Anorak Fact: The Zephyr 1100 uses an 8 plug cylinder head.


KAWASAKI Z1000 2004


The Ugly: Kawasaki Z1000 2004 | £3,695

eBay link: www.ebay.co.uk/itm/142433924900

From certain angles the ZR1000 makes sense, yet from others it looks confused at best, or the result of some late night eBay purchases and a few hours in the shed.

Those four shotgun silencers might add street cred, but they also add weight. It’s probably the first part that any new owner would look to change, which is a shame when Kawasaki put so much effort into their design. Kawasaki didn’t hold back with the colours either; the orange and green examples are both equally striking.

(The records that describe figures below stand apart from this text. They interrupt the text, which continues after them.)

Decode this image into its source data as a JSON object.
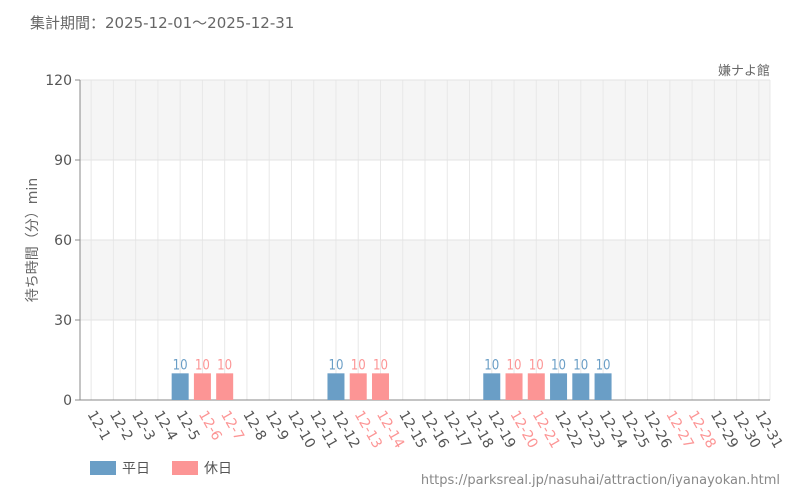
{
  "header": {
    "period": "集計期間：2025-12-01～2025-12-31"
  },
  "attraction_name": "嫌ナよ館",
  "legend": {
    "weekday": "平日",
    "holiday": "休日"
  },
  "source_url": "https://parksreal.jp/nasuhai/attraction/iyanayokan.html",
  "colors": {
    "weekday": "#6a9ec6",
    "holiday": "#fc9595",
    "band": "#f5f5f5"
  },
  "chart_data": {
    "type": "bar",
    "title": "",
    "ylabel": "待ち時間（分）min",
    "xlabel": "",
    "ylim": [
      0,
      120
    ],
    "yticks": [
      0,
      30,
      60,
      90,
      120
    ],
    "grid": true,
    "legend_position": "bottom-left",
    "categories": [
      "12-1",
      "12-2",
      "12-3",
      "12-4",
      "12-5",
      "12-6",
      "12-7",
      "12-8",
      "12-9",
      "12-10",
      "12-11",
      "12-12",
      "12-13",
      "12-14",
      "12-15",
      "12-16",
      "12-17",
      "12-18",
      "12-19",
      "12-20",
      "12-21",
      "12-22",
      "12-23",
      "12-24",
      "12-25",
      "12-26",
      "12-27",
      "12-28",
      "12-29",
      "12-30",
      "12-31"
    ],
    "day_type": [
      "weekday",
      "weekday",
      "weekday",
      "weekday",
      "weekday",
      "holiday",
      "holiday",
      "weekday",
      "weekday",
      "weekday",
      "weekday",
      "weekday",
      "holiday",
      "holiday",
      "weekday",
      "weekday",
      "weekday",
      "weekday",
      "weekday",
      "holiday",
      "holiday",
      "weekday",
      "weekday",
      "weekday",
      "weekday",
      "weekday",
      "holiday",
      "holiday",
      "weekday",
      "weekday",
      "weekday"
    ],
    "values": [
      null,
      null,
      null,
      null,
      10,
      10,
      10,
      null,
      null,
      null,
      null,
      10,
      10,
      10,
      null,
      null,
      null,
      null,
      10,
      10,
      10,
      10,
      10,
      10,
      null,
      null,
      null,
      null,
      null,
      null,
      null
    ]
  }
}
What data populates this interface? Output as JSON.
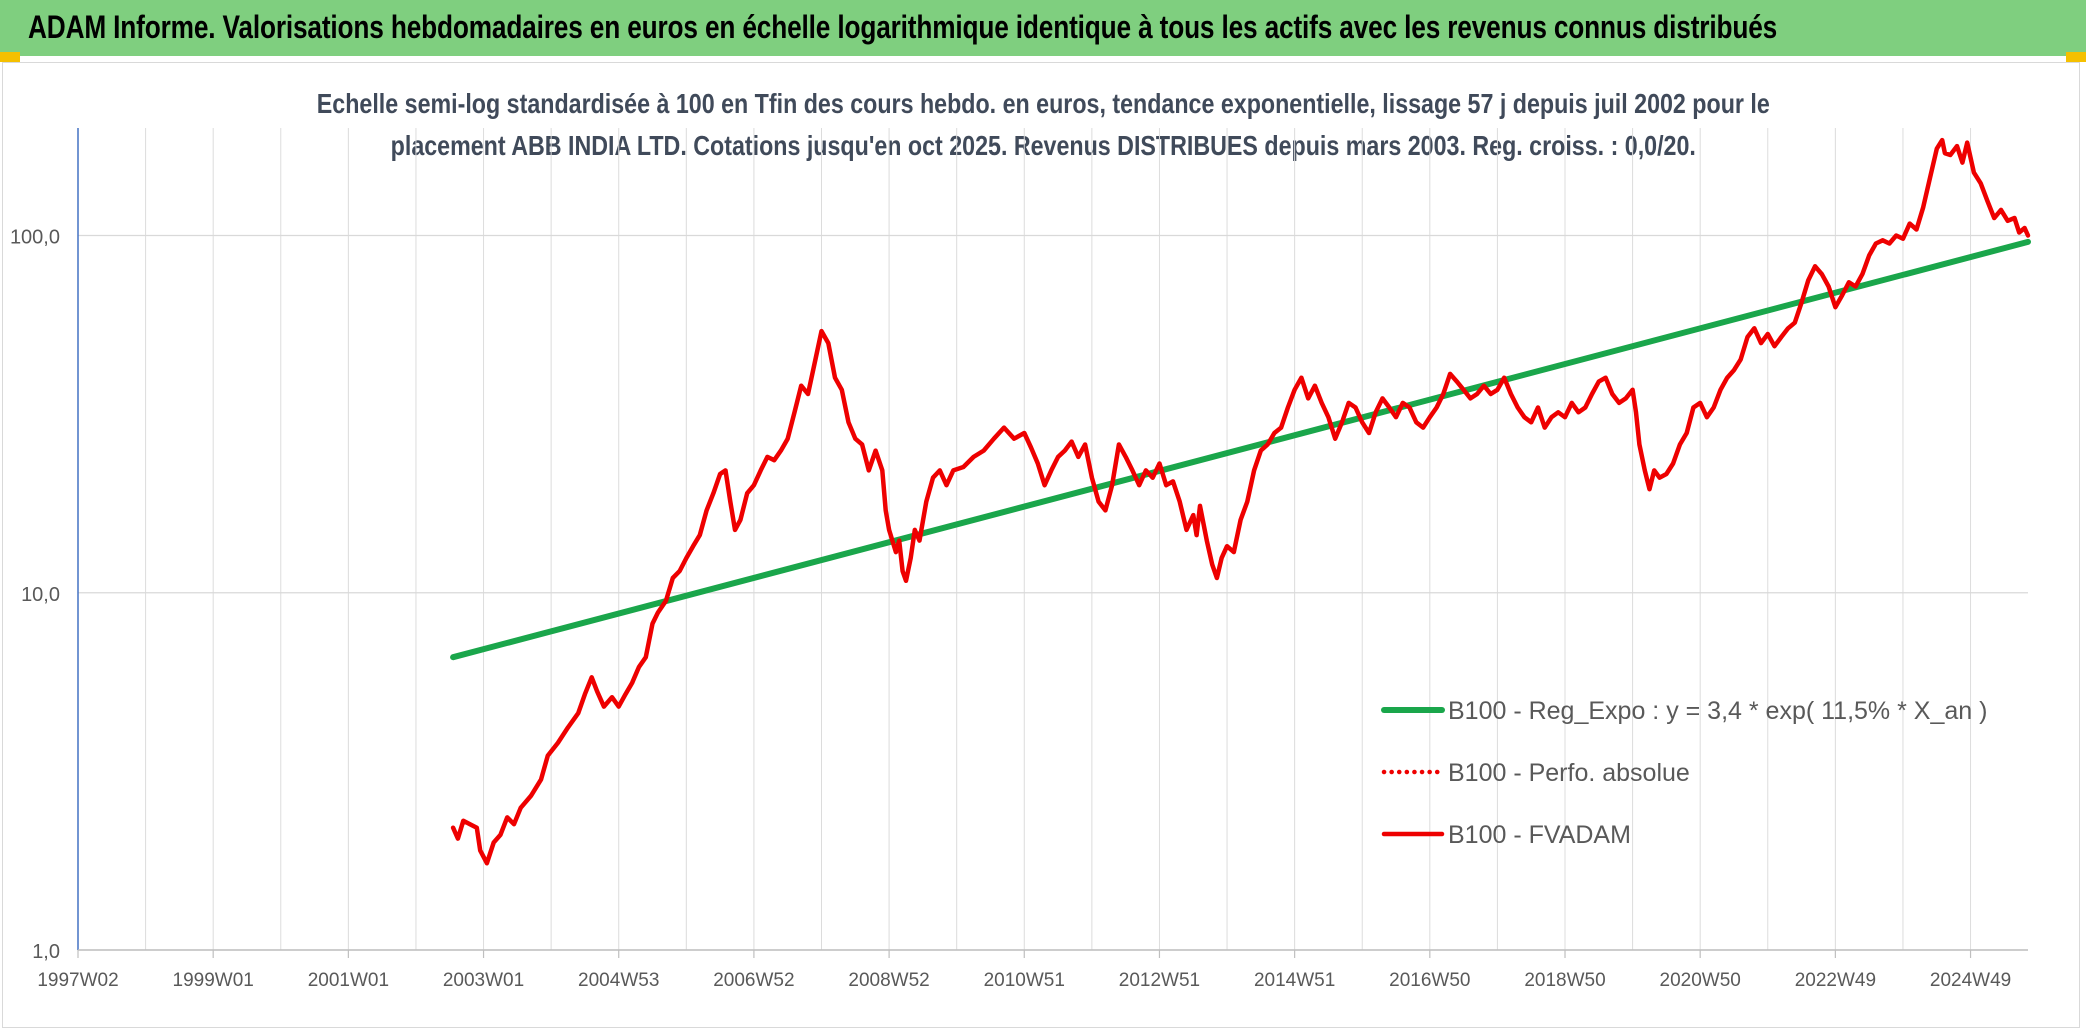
{
  "header": {
    "title": "ADAM Informe. Valorisations hebdomadaires en euros en échelle logarithmique identique à tous les actifs avec les revenus connus distribués"
  },
  "colors": {
    "banner": "#7fcf7f",
    "trend": "#1aa64b",
    "series": "#ee0000",
    "accent": "#f5c000"
  },
  "chart_data": {
    "type": "line",
    "title_line1": "Echelle semi-log standardisée à 100 en Tfin des cours hebdo. en euros, tendance exponentielle, lissage 57 j depuis juil 2002 pour le",
    "title_line2": "placement ABB INDIA LTD. Cotations jusqu'en oct 2025. Revenus DISTRIBUES depuis mars 2003. Reg. croiss. : 0,0/20.",
    "y_scale": "log",
    "ylim": [
      1,
      200
    ],
    "y_ticks": [
      {
        "value": 1,
        "label": "1,0"
      },
      {
        "value": 10,
        "label": "10,0"
      },
      {
        "value": 100,
        "label": "100,0"
      }
    ],
    "xlim": [
      1997.0,
      2025.85
    ],
    "x_ticks": [
      {
        "year": 1997.0,
        "label": "1997W02"
      },
      {
        "year": 1999.0,
        "label": "1999W01"
      },
      {
        "year": 2001.0,
        "label": "2001W01"
      },
      {
        "year": 2003.0,
        "label": "2003W01"
      },
      {
        "year": 2005.0,
        "label": "2004W53"
      },
      {
        "year": 2007.0,
        "label": "2006W52"
      },
      {
        "year": 2009.0,
        "label": "2008W52"
      },
      {
        "year": 2011.0,
        "label": "2010W51"
      },
      {
        "year": 2013.0,
        "label": "2012W51"
      },
      {
        "year": 2015.0,
        "label": "2014W51"
      },
      {
        "year": 2017.0,
        "label": "2016W50"
      },
      {
        "year": 2019.0,
        "label": "2018W50"
      },
      {
        "year": 2021.0,
        "label": "2020W50"
      },
      {
        "year": 2023.0,
        "label": "2022W49"
      },
      {
        "year": 2025.0,
        "label": "2024W49"
      }
    ],
    "gridlines": true,
    "legend_position": "right",
    "series": [
      {
        "name": "B100 - Reg_Expo : y = 3,4 * exp( 11,5% *  X_an )",
        "style": "solid-thick",
        "color": "#1aa64b",
        "points": [
          [
            2002.55,
            6.6
          ],
          [
            2025.85,
            96.0
          ]
        ]
      },
      {
        "name": "B100 - Perfo. absolue",
        "style": "dotted",
        "color": "#ee0000",
        "points": []
      },
      {
        "name": "B100 - FVADAM",
        "style": "solid",
        "color": "#ee0000",
        "points": [
          [
            2002.55,
            2.2
          ],
          [
            2002.62,
            2.05
          ],
          [
            2002.7,
            2.3
          ],
          [
            2002.8,
            2.25
          ],
          [
            2002.9,
            2.2
          ],
          [
            2002.95,
            1.9
          ],
          [
            2003.05,
            1.75
          ],
          [
            2003.15,
            2.0
          ],
          [
            2003.25,
            2.1
          ],
          [
            2003.35,
            2.35
          ],
          [
            2003.45,
            2.25
          ],
          [
            2003.55,
            2.5
          ],
          [
            2003.7,
            2.7
          ],
          [
            2003.85,
            3.0
          ],
          [
            2003.95,
            3.5
          ],
          [
            2004.1,
            3.8
          ],
          [
            2004.25,
            4.2
          ],
          [
            2004.4,
            4.6
          ],
          [
            2004.5,
            5.2
          ],
          [
            2004.6,
            5.8
          ],
          [
            2004.68,
            5.3
          ],
          [
            2004.78,
            4.8
          ],
          [
            2004.9,
            5.1
          ],
          [
            2005.0,
            4.8
          ],
          [
            2005.1,
            5.2
          ],
          [
            2005.2,
            5.6
          ],
          [
            2005.3,
            6.2
          ],
          [
            2005.4,
            6.6
          ],
          [
            2005.5,
            8.2
          ],
          [
            2005.58,
            8.8
          ],
          [
            2005.7,
            9.5
          ],
          [
            2005.8,
            11.0
          ],
          [
            2005.9,
            11.5
          ],
          [
            2006.0,
            12.5
          ],
          [
            2006.1,
            13.5
          ],
          [
            2006.2,
            14.5
          ],
          [
            2006.3,
            17.0
          ],
          [
            2006.4,
            19.0
          ],
          [
            2006.5,
            21.5
          ],
          [
            2006.58,
            22.0
          ],
          [
            2006.65,
            18.0
          ],
          [
            2006.72,
            15.0
          ],
          [
            2006.8,
            16.0
          ],
          [
            2006.9,
            19.0
          ],
          [
            2007.0,
            20.0
          ],
          [
            2007.1,
            22.0
          ],
          [
            2007.2,
            24.0
          ],
          [
            2007.3,
            23.5
          ],
          [
            2007.4,
            25.0
          ],
          [
            2007.5,
            27.0
          ],
          [
            2007.6,
            32.0
          ],
          [
            2007.7,
            38.0
          ],
          [
            2007.8,
            36.0
          ],
          [
            2007.9,
            44.0
          ],
          [
            2008.0,
            54.0
          ],
          [
            2008.1,
            50.0
          ],
          [
            2008.2,
            40.0
          ],
          [
            2008.3,
            37.0
          ],
          [
            2008.4,
            30.0
          ],
          [
            2008.5,
            27.0
          ],
          [
            2008.6,
            26.0
          ],
          [
            2008.7,
            22.0
          ],
          [
            2008.8,
            25.0
          ],
          [
            2008.9,
            22.0
          ],
          [
            2008.95,
            17.0
          ],
          [
            2009.0,
            15.0
          ],
          [
            2009.1,
            13.0
          ],
          [
            2009.15,
            14.0
          ],
          [
            2009.2,
            11.5
          ],
          [
            2009.25,
            10.8
          ],
          [
            2009.32,
            12.5
          ],
          [
            2009.38,
            15.0
          ],
          [
            2009.45,
            14.0
          ],
          [
            2009.55,
            18.0
          ],
          [
            2009.65,
            21.0
          ],
          [
            2009.75,
            22.0
          ],
          [
            2009.85,
            20.0
          ],
          [
            2009.95,
            22.0
          ],
          [
            2010.1,
            22.5
          ],
          [
            2010.25,
            24.0
          ],
          [
            2010.4,
            25.0
          ],
          [
            2010.55,
            27.0
          ],
          [
            2010.7,
            29.0
          ],
          [
            2010.85,
            27.0
          ],
          [
            2011.0,
            28.0
          ],
          [
            2011.1,
            25.5
          ],
          [
            2011.2,
            23.0
          ],
          [
            2011.3,
            20.0
          ],
          [
            2011.4,
            22.0
          ],
          [
            2011.5,
            24.0
          ],
          [
            2011.6,
            25.0
          ],
          [
            2011.7,
            26.5
          ],
          [
            2011.8,
            24.0
          ],
          [
            2011.9,
            26.0
          ],
          [
            2012.0,
            21.0
          ],
          [
            2012.1,
            18.0
          ],
          [
            2012.2,
            17.0
          ],
          [
            2012.3,
            20.0
          ],
          [
            2012.4,
            26.0
          ],
          [
            2012.5,
            24.0
          ],
          [
            2012.6,
            22.0
          ],
          [
            2012.7,
            20.0
          ],
          [
            2012.8,
            22.0
          ],
          [
            2012.9,
            21.0
          ],
          [
            2013.0,
            23.0
          ],
          [
            2013.1,
            20.0
          ],
          [
            2013.2,
            20.5
          ],
          [
            2013.3,
            18.0
          ],
          [
            2013.4,
            15.0
          ],
          [
            2013.5,
            16.5
          ],
          [
            2013.55,
            14.5
          ],
          [
            2013.6,
            17.5
          ],
          [
            2013.7,
            14.0
          ],
          [
            2013.78,
            12.0
          ],
          [
            2013.85,
            11.0
          ],
          [
            2013.92,
            12.5
          ],
          [
            2014.0,
            13.5
          ],
          [
            2014.1,
            13.0
          ],
          [
            2014.2,
            16.0
          ],
          [
            2014.3,
            18.0
          ],
          [
            2014.4,
            22.0
          ],
          [
            2014.5,
            25.0
          ],
          [
            2014.6,
            26.0
          ],
          [
            2014.7,
            28.0
          ],
          [
            2014.8,
            29.0
          ],
          [
            2014.9,
            33.0
          ],
          [
            2015.0,
            37.0
          ],
          [
            2015.1,
            40.0
          ],
          [
            2015.2,
            35.0
          ],
          [
            2015.3,
            38.0
          ],
          [
            2015.4,
            34.0
          ],
          [
            2015.5,
            31.0
          ],
          [
            2015.6,
            27.0
          ],
          [
            2015.7,
            30.0
          ],
          [
            2015.8,
            34.0
          ],
          [
            2015.9,
            33.0
          ],
          [
            2016.0,
            30.0
          ],
          [
            2016.1,
            28.0
          ],
          [
            2016.2,
            32.0
          ],
          [
            2016.3,
            35.0
          ],
          [
            2016.4,
            33.0
          ],
          [
            2016.5,
            31.0
          ],
          [
            2016.6,
            34.0
          ],
          [
            2016.7,
            33.0
          ],
          [
            2016.8,
            30.0
          ],
          [
            2016.9,
            29.0
          ],
          [
            2017.0,
            31.0
          ],
          [
            2017.1,
            33.0
          ],
          [
            2017.2,
            36.0
          ],
          [
            2017.3,
            41.0
          ],
          [
            2017.4,
            39.0
          ],
          [
            2017.5,
            37.0
          ],
          [
            2017.6,
            35.0
          ],
          [
            2017.7,
            36.0
          ],
          [
            2017.8,
            38.0
          ],
          [
            2017.9,
            36.0
          ],
          [
            2018.0,
            37.0
          ],
          [
            2018.1,
            40.0
          ],
          [
            2018.2,
            36.0
          ],
          [
            2018.3,
            33.0
          ],
          [
            2018.4,
            31.0
          ],
          [
            2018.5,
            30.0
          ],
          [
            2018.6,
            33.0
          ],
          [
            2018.7,
            29.0
          ],
          [
            2018.8,
            31.0
          ],
          [
            2018.9,
            32.0
          ],
          [
            2019.0,
            31.0
          ],
          [
            2019.1,
            34.0
          ],
          [
            2019.2,
            32.0
          ],
          [
            2019.3,
            33.0
          ],
          [
            2019.4,
            36.0
          ],
          [
            2019.5,
            39.0
          ],
          [
            2019.6,
            40.0
          ],
          [
            2019.7,
            36.0
          ],
          [
            2019.8,
            34.0
          ],
          [
            2019.9,
            35.0
          ],
          [
            2020.0,
            37.0
          ],
          [
            2020.05,
            32.0
          ],
          [
            2020.1,
            26.0
          ],
          [
            2020.18,
            22.0
          ],
          [
            2020.25,
            19.5
          ],
          [
            2020.32,
            22.0
          ],
          [
            2020.4,
            21.0
          ],
          [
            2020.5,
            21.5
          ],
          [
            2020.6,
            23.0
          ],
          [
            2020.7,
            26.0
          ],
          [
            2020.8,
            28.0
          ],
          [
            2020.9,
            33.0
          ],
          [
            2021.0,
            34.0
          ],
          [
            2021.1,
            31.0
          ],
          [
            2021.2,
            33.0
          ],
          [
            2021.3,
            37.0
          ],
          [
            2021.4,
            40.0
          ],
          [
            2021.5,
            42.0
          ],
          [
            2021.6,
            45.0
          ],
          [
            2021.7,
            52.0
          ],
          [
            2021.8,
            55.0
          ],
          [
            2021.9,
            50.0
          ],
          [
            2022.0,
            53.0
          ],
          [
            2022.1,
            49.0
          ],
          [
            2022.2,
            52.0
          ],
          [
            2022.3,
            55.0
          ],
          [
            2022.4,
            57.0
          ],
          [
            2022.5,
            65.0
          ],
          [
            2022.6,
            75.0
          ],
          [
            2022.7,
            82.0
          ],
          [
            2022.8,
            78.0
          ],
          [
            2022.9,
            72.0
          ],
          [
            2023.0,
            63.0
          ],
          [
            2023.1,
            68.0
          ],
          [
            2023.2,
            74.0
          ],
          [
            2023.3,
            72.0
          ],
          [
            2023.4,
            78.0
          ],
          [
            2023.5,
            88.0
          ],
          [
            2023.6,
            95.0
          ],
          [
            2023.7,
            97.0
          ],
          [
            2023.8,
            95.0
          ],
          [
            2023.9,
            100.0
          ],
          [
            2024.0,
            98.0
          ],
          [
            2024.1,
            108.0
          ],
          [
            2024.2,
            104.0
          ],
          [
            2024.3,
            120.0
          ],
          [
            2024.4,
            145.0
          ],
          [
            2024.5,
            175.0
          ],
          [
            2024.58,
            185.0
          ],
          [
            2024.62,
            170.0
          ],
          [
            2024.7,
            168.0
          ],
          [
            2024.8,
            178.0
          ],
          [
            2024.88,
            160.0
          ],
          [
            2024.95,
            182.0
          ],
          [
            2025.05,
            150.0
          ],
          [
            2025.15,
            140.0
          ],
          [
            2025.25,
            125.0
          ],
          [
            2025.35,
            112.0
          ],
          [
            2025.45,
            118.0
          ],
          [
            2025.55,
            110.0
          ],
          [
            2025.65,
            112.0
          ],
          [
            2025.72,
            102.0
          ],
          [
            2025.8,
            105.0
          ],
          [
            2025.85,
            100.0
          ]
        ]
      }
    ]
  }
}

Who was this bike talking to? Power Ranger riders aren’t its target audience and its lack of equipment means it’s not the perfect perch for mile munching. It’s still a question that for me holds no solid answer. This 2004 model is looking for its fourth owner, with its condition being a credit to the three previous registered keepers.

She’s up for £3,695 – if you like your retro bikes to look modern, this could be the bike for you.

Anorak Fact: Check for signs of wheelie abuse by spinning the front wheel, compressing the forks to check they’re oil tight, and check the head race bearings for notchiness.